When to choose partitioningBy over groupingBy: whenever your classifier is inherently binary — active/inactive, pass/fail, above-threshold/below-threshold. partitioningBy makes the intent crystal-clear and always guarantees both keys exist in the result map (even if one bucket is empty), whereas groupingBy only includes keys that actually appear in the data.

joining — assembling strings from a stream

Collectors.joining() concatenates a stream of String elements into a single string. Three overloads are available:

joining() — plain concatenation, no separator.
joining(delimiter) — elements separated by delimiter.
joining(delimiter, prefix, suffix) — wraps the result too.

List<String> tags = List.of("java", "streams", "collectors", "functional");

// plain
String plain = tags.stream().collect(Collectors.joining());
System.out.println(plain); // javastreamscollectorsfunctional

// comma-separated
String csv = tags.stream().collect(Collectors.joining(", "));
System.out.println(csv); // java, streams, collectors, functional

// SQL-style IN clause
String inClause = tags.stream()
                      .collect(Collectors.joining("', '", "('", "')"));
System.out.println(inClause); // ('java', 'streams', 'collectors', 'functional')

joining only works on streams of String. If your stream holds objects you must call .map(Object::toString) (or a more specific mapper) before collecting.
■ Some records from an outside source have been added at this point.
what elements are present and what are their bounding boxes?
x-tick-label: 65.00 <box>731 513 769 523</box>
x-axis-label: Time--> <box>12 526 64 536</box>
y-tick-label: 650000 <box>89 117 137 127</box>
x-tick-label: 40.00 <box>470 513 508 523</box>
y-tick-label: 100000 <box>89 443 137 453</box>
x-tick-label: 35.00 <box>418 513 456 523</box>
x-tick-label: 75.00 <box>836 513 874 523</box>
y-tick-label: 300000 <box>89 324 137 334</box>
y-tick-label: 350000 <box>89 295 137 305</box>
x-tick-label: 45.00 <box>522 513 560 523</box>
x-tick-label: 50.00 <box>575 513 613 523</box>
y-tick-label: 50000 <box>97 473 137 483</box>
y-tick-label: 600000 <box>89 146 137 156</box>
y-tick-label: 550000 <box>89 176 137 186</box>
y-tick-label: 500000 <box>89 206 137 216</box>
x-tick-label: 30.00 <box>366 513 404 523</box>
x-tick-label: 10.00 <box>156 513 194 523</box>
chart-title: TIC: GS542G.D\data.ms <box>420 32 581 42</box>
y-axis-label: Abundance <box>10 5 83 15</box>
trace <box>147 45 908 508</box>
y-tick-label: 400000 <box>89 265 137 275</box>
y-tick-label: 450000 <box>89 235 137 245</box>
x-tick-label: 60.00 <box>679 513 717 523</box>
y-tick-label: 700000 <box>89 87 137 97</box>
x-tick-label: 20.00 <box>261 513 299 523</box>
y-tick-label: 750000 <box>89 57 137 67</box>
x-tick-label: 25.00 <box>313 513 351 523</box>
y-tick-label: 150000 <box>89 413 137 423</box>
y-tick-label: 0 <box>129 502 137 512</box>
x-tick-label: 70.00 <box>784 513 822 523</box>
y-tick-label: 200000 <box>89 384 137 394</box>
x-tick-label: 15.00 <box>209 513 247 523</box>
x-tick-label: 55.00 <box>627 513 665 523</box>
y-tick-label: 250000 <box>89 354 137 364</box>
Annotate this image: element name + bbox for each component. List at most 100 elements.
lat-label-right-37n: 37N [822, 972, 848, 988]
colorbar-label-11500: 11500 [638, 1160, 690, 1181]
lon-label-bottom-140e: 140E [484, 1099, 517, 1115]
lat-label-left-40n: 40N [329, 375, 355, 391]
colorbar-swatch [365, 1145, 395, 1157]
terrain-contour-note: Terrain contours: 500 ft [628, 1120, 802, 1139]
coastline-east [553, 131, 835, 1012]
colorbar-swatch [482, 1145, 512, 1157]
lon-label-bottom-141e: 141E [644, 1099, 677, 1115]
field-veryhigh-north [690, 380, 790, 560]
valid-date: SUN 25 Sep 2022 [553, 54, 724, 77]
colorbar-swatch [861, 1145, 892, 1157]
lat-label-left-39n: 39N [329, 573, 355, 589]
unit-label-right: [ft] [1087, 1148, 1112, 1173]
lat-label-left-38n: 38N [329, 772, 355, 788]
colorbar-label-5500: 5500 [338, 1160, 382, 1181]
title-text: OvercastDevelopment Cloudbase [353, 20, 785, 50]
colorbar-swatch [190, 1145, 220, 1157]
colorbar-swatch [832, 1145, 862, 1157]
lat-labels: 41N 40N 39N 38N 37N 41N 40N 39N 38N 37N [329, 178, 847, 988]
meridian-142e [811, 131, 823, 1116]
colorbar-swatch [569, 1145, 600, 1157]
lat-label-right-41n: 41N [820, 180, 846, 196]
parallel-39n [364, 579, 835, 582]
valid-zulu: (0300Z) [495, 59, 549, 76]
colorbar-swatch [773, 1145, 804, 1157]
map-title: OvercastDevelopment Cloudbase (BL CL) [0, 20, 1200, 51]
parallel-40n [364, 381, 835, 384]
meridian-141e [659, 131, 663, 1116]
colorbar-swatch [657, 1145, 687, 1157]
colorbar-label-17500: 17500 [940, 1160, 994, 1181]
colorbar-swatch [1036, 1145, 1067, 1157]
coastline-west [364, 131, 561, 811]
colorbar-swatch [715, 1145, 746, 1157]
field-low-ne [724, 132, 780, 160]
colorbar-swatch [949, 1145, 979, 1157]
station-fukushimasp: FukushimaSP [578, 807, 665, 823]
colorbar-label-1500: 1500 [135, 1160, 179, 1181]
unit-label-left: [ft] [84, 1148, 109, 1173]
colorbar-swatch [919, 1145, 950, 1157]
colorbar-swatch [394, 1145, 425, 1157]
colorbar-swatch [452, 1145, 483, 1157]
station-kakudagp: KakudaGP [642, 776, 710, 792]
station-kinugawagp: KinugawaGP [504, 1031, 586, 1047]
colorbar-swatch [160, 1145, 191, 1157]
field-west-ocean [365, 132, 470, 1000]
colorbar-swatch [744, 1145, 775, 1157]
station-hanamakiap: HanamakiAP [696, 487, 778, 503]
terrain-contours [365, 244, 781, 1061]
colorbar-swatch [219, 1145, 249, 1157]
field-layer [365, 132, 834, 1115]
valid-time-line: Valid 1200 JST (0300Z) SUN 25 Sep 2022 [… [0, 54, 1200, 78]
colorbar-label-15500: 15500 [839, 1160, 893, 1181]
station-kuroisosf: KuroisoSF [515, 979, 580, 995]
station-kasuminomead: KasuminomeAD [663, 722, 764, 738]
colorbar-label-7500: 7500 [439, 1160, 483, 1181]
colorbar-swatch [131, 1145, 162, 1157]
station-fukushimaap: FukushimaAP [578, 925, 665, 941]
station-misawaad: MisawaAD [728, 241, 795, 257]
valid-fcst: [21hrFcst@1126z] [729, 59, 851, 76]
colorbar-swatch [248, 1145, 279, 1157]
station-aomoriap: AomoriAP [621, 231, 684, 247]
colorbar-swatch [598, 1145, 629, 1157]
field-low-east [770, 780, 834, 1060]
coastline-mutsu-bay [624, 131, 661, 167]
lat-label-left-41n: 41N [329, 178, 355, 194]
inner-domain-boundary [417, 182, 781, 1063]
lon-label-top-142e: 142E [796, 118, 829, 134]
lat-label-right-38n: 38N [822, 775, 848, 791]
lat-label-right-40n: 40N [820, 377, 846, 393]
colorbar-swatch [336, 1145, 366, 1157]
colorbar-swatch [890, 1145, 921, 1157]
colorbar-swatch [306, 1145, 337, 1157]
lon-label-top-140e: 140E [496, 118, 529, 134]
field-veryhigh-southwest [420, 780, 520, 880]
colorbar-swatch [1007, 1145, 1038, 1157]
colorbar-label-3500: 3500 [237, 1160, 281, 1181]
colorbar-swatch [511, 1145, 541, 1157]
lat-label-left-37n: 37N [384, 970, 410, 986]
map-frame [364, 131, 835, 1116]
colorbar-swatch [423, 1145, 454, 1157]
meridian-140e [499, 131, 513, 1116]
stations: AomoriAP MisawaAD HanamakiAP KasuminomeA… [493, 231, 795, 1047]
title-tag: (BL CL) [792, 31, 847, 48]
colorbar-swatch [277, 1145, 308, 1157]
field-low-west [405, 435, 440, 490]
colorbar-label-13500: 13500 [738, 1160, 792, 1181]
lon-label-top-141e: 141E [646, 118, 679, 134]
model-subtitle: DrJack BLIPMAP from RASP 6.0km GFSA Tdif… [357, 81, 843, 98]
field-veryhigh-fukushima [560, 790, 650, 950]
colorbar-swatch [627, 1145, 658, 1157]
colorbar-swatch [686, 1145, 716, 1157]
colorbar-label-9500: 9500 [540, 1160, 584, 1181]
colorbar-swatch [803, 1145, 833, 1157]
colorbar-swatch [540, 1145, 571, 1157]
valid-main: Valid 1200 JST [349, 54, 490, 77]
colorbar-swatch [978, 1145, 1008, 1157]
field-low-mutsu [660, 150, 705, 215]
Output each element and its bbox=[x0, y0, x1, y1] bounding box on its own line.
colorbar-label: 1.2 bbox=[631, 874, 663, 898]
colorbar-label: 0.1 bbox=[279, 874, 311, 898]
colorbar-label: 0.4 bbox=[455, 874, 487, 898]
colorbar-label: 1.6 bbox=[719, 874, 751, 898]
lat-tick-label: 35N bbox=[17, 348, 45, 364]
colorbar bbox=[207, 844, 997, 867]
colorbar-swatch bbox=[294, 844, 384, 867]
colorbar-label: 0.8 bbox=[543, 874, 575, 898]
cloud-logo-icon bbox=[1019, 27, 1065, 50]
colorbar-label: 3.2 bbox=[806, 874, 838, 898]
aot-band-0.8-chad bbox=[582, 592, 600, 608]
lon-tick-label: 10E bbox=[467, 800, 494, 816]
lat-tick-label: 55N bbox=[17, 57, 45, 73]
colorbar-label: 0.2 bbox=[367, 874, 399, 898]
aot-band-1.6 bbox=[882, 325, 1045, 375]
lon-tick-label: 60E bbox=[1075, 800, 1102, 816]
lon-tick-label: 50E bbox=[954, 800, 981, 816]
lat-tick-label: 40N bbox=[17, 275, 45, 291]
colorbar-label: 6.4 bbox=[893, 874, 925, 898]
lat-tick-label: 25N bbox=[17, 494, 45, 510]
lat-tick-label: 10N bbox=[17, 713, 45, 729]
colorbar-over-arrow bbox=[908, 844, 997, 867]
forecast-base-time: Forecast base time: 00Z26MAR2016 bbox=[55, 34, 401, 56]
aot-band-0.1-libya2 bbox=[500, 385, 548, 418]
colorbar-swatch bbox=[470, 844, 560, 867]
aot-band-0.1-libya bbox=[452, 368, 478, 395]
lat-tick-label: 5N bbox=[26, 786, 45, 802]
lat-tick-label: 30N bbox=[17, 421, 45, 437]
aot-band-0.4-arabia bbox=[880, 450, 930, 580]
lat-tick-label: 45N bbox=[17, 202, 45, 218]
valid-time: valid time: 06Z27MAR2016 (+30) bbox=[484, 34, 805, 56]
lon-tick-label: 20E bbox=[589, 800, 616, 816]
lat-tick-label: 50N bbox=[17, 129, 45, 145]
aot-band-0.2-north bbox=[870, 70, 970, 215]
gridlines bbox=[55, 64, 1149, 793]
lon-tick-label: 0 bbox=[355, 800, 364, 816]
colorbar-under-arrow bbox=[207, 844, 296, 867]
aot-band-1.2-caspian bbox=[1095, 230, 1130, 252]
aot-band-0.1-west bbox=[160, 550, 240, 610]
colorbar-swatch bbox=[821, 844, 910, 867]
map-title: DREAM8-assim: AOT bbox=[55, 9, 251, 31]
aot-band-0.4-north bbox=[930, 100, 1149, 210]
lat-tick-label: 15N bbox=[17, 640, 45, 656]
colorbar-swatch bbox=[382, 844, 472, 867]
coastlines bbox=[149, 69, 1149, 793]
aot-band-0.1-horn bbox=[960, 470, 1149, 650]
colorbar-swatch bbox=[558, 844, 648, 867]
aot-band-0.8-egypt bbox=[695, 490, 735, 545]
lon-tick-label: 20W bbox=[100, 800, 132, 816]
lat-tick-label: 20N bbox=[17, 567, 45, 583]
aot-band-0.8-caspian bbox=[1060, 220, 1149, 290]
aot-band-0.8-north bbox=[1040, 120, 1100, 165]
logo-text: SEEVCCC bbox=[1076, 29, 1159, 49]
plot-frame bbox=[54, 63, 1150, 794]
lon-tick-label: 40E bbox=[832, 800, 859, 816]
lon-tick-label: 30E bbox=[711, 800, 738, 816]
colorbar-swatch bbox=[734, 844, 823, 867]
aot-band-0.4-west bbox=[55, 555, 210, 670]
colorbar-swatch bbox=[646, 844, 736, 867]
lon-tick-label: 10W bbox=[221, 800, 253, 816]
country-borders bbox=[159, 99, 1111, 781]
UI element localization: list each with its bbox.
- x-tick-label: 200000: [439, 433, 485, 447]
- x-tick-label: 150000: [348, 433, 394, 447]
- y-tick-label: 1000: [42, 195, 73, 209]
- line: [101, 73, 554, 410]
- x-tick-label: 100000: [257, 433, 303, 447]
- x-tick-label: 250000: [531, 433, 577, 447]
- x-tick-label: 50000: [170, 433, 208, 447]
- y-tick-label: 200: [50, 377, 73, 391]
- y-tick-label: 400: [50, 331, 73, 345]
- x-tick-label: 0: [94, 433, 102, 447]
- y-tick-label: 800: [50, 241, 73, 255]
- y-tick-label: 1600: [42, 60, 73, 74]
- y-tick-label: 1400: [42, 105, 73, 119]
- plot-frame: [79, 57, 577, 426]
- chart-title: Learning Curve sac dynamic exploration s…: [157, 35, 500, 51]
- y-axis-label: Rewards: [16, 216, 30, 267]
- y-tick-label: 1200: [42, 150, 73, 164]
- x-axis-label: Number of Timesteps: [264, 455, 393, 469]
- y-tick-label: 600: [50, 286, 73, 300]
Forgetting this causes a compile-time type error.

Composing collectors — a realistic example

Real code often chains all of these together. Suppose you need a report that shows, per department, the comma-separated list of employee names:

Map<String, String> namesByDept =
    employees.stream()
             .collect(Collectors.groupingBy(
                 Employee::department,
                 Collectors.mapping(
                     Employee::name,
                     Collectors.joining(", ")
                 )
             ));

namesByDept.forEach((dept, names) ->
    System.out.println(dept + " -> " + names));
// Engineering -> Alice, Bob
// Marketing   -> Carol, Dave
// HR          -> Eve

Here Collectors.mapping() is used as a downstream adapter: it first maps each Employee to its name (a String), then feeds those strings into joining. This three-level composition replaces what would otherwise be a nested loop with a map of lists, a second loop, and a StringBuilder.

Summary

The four collectors you learned in this lesson unlock the core of data-aggregation work in Java:

counting() — counts elements, most useful as a downstream collector.
groupingBy(classifier) — buckets elements by key; compose a downstream collector to aggregate each bucket.
partitioningBy(predicate) — binary split; always produces both keys; clearer intent than a boolean groupingBy.
joining(delimiter, prefix, suffix) — assembles string streams; requires a string-typed stream.

In the next lesson we will look at numeric streams — IntStream, LongStream, and DoubleStream — and the specialised numeric collectors that complement them.